Sizzling Garlic Chicken Stir-Fry with Peppers & Steamed Rice – A Quick Weeknight Winner Full of Flavor!
When you’re short on time but craving something hearty and exciting, this garlic chicken stir-fry hits the spot! Tender chicken breast, colorful bell peppers, and a rich, garlicky sauce all come together in one sizzling pan, served over fluffy steamed rice. It’s better than takeout and ready in under 30 minutes!
Ingredients (Serves 4)
For the Stir-Fry:
- 1 lb boneless chicken breast, thinly sliced
- 3 tablespoons cornstarch
- 1 red bell pepper, sliced
- 1 yellow bell pepper, sliced
- 1 green bell pepper, sliced
- 4 cloves garlic, finely minced
- 2 tablespoons oil (vegetable or sesame)
- 2 green onions, chopped (optional)
For the Sauce:
- 1/4 cup low-sodium soy sauce
- 2 tablespoons oyster sauce
- 1 tablespoon rice vinegar or white vinegar
- 2 tablespoons brown sugar or honey
- 1/4 cup chicken broth or water
- 1 teaspoon cornstarch (to thicken sauce)
For the Steamed Rice:
2 cups cooked jasmine or basmati rice
Instructions
- Prep chicken: Toss the sliced chicken in 3 tablespoons cornstarch until lightly coated. Set aside while you prepare the vegetables and sauce.
- Make the sauce: In a small bowl, whisk together soy sauce, oyster sauce, vinegar, brown sugar, chicken broth, and 1 tsp cornstarch. Set aside.
- Stir-fry chicken: Heat oil in a large pan or wok over medium-high heat. Add the coated chicken and stir-fry until golden and cooked through (about 5–6 minutes). Remove chicken from the pan.
- Cook veggies: In the same pan, add a splash more oil if needed. Stir-fry garlic for 30 seconds, then toss in the sliced peppers. Cook until slightly softened but still crisp (about 4–5 minutes).
- Combine & simmer: Return chicken to the pan. Pour in the sauce and stir to coat everything well. Simmer for 2–3 minutes until the sauce thickens and everything is glossy and coated.
- Serve: Spoon the stir-fry over bowls of hot steamed rice. Garnish with chopped green onions if desired.
Tips & Variations
- Add snap peas, broccoli, or carrots for more veggies.
- Love spice? Stir in chili flakes or a dash of sriracha.
- Swap chicken for shrimp, tofu, or beef if you prefer.
Nutrition Facts (Per Serving):
Calories | 410 kcal |
Protein | 28 g |
Carbs | 45 g |
Fat | 12 g |
Sodium | 720 mg |
FAQs
Q: Can I use pre-cooked chicken?
Yes! Just add it in with the veggies and let it heat through in the sauce.

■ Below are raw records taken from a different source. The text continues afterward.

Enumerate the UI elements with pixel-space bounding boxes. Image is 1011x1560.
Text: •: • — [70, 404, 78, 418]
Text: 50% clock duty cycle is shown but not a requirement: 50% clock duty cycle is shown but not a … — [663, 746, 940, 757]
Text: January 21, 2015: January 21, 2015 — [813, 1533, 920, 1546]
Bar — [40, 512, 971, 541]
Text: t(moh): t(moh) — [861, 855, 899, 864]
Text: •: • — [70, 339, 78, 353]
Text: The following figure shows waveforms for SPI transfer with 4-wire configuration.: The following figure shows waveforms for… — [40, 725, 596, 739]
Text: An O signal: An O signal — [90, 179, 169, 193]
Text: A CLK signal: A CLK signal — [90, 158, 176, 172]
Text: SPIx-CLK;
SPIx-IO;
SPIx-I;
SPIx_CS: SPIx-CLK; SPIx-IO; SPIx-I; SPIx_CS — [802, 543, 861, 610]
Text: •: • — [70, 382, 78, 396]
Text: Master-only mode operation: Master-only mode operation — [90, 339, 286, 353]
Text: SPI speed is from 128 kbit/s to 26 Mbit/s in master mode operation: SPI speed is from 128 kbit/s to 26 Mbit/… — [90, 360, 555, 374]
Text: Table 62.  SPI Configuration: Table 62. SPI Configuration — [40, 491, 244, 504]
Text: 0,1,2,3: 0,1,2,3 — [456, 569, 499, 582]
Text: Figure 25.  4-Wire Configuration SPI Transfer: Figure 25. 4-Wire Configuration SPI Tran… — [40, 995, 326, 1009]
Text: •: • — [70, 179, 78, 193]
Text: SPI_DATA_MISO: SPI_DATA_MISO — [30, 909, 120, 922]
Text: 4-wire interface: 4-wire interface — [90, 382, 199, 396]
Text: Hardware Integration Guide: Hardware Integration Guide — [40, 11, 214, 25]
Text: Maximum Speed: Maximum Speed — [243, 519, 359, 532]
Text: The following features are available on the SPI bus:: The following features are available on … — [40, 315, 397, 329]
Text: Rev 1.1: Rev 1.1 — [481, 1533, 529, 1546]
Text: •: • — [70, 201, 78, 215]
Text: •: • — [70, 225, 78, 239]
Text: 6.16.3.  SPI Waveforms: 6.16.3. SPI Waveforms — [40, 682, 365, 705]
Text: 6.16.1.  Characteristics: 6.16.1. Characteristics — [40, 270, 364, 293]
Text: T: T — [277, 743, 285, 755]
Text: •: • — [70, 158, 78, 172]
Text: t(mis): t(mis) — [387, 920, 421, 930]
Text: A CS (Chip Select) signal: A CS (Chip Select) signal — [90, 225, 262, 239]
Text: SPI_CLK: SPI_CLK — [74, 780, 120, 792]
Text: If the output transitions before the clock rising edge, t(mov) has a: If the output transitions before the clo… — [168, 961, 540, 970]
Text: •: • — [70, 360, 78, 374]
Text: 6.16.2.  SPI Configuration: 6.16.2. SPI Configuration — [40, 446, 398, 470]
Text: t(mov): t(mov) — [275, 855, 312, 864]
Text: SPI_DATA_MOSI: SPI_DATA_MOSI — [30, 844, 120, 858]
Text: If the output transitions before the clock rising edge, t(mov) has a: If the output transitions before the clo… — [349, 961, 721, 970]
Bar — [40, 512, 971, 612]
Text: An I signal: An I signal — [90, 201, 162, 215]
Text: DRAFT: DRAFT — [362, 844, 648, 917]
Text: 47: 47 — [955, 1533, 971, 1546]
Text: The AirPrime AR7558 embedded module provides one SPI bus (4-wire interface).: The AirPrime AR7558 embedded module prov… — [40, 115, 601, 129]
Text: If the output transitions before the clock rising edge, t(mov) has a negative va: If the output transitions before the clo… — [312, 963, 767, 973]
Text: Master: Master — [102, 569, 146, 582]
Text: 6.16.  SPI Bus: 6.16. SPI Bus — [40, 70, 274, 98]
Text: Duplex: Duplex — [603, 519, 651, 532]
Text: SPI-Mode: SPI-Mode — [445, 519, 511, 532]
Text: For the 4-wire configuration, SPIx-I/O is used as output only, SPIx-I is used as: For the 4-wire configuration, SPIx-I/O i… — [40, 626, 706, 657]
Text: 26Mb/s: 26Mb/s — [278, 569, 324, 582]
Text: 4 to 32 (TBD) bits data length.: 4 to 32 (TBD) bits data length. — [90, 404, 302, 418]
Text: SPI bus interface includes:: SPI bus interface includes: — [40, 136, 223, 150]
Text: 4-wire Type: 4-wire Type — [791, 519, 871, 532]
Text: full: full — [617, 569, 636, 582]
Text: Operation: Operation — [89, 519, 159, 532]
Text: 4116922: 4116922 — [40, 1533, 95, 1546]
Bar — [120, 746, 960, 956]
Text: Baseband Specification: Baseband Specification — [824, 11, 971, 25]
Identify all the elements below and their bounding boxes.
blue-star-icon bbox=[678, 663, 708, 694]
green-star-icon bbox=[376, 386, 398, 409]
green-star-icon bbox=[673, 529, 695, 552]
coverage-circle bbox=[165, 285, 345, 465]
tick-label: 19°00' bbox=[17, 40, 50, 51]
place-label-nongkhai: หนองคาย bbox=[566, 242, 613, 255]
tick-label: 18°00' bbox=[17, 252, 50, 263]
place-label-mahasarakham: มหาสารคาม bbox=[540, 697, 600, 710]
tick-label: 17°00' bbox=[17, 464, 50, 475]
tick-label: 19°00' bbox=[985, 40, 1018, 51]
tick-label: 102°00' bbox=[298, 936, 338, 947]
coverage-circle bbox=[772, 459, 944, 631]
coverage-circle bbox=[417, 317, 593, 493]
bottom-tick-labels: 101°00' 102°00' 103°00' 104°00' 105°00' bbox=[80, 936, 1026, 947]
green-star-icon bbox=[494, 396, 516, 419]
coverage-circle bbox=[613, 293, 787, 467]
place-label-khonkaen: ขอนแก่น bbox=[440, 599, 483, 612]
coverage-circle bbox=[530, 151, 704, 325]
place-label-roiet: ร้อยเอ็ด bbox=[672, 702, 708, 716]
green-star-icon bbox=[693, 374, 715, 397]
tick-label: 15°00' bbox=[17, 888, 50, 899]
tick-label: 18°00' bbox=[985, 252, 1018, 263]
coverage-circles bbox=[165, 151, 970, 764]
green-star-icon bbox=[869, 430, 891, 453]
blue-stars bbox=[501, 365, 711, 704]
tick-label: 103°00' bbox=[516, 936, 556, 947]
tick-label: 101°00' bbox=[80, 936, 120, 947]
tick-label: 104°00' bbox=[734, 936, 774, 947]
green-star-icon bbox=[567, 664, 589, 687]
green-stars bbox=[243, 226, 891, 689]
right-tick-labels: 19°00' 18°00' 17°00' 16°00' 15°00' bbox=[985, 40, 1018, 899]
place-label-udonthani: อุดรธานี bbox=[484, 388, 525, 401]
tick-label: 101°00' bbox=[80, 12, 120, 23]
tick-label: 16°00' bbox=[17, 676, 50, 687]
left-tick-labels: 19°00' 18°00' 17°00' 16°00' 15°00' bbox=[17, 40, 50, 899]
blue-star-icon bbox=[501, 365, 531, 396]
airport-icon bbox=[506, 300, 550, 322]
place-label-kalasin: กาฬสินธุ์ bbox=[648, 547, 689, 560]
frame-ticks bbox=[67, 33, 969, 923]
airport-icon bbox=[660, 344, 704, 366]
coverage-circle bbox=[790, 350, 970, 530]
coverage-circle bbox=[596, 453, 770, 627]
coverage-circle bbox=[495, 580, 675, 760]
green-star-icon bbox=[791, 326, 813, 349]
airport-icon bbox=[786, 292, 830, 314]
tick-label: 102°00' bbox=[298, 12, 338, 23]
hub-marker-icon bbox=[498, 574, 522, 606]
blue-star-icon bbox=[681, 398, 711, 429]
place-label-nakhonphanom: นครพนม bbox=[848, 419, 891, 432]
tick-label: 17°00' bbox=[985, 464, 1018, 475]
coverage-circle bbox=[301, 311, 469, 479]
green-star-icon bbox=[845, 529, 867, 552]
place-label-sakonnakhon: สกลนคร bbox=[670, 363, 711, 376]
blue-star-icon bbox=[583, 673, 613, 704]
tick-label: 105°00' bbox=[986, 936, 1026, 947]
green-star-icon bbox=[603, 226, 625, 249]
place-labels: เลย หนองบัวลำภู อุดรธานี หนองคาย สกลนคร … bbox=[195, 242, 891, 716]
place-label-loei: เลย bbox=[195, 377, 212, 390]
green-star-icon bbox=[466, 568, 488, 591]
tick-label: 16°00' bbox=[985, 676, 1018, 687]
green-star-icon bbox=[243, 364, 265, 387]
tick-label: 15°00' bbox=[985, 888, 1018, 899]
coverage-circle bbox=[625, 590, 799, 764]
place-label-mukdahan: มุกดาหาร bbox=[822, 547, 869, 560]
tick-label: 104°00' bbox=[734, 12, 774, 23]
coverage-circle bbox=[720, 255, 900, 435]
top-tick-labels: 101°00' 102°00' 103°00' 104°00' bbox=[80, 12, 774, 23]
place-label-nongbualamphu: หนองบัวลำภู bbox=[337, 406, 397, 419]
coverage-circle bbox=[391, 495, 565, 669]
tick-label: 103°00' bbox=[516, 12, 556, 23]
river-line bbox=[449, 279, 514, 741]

Q: Can I make this ahead of time?
Absolutely. It stores well in the fridge for up to 3 days and reheats beautifully in a skillet or microwave.
Q: Is it freezer-friendly?
Yes, the stir-fry (without rice) freezes well for up to a month. Defrost overnight in the fridge before reheating.
This meal is simple, satisfying, and a total flavor bomb—perfect for busy nights or whenever you need a tasty pick-me-up!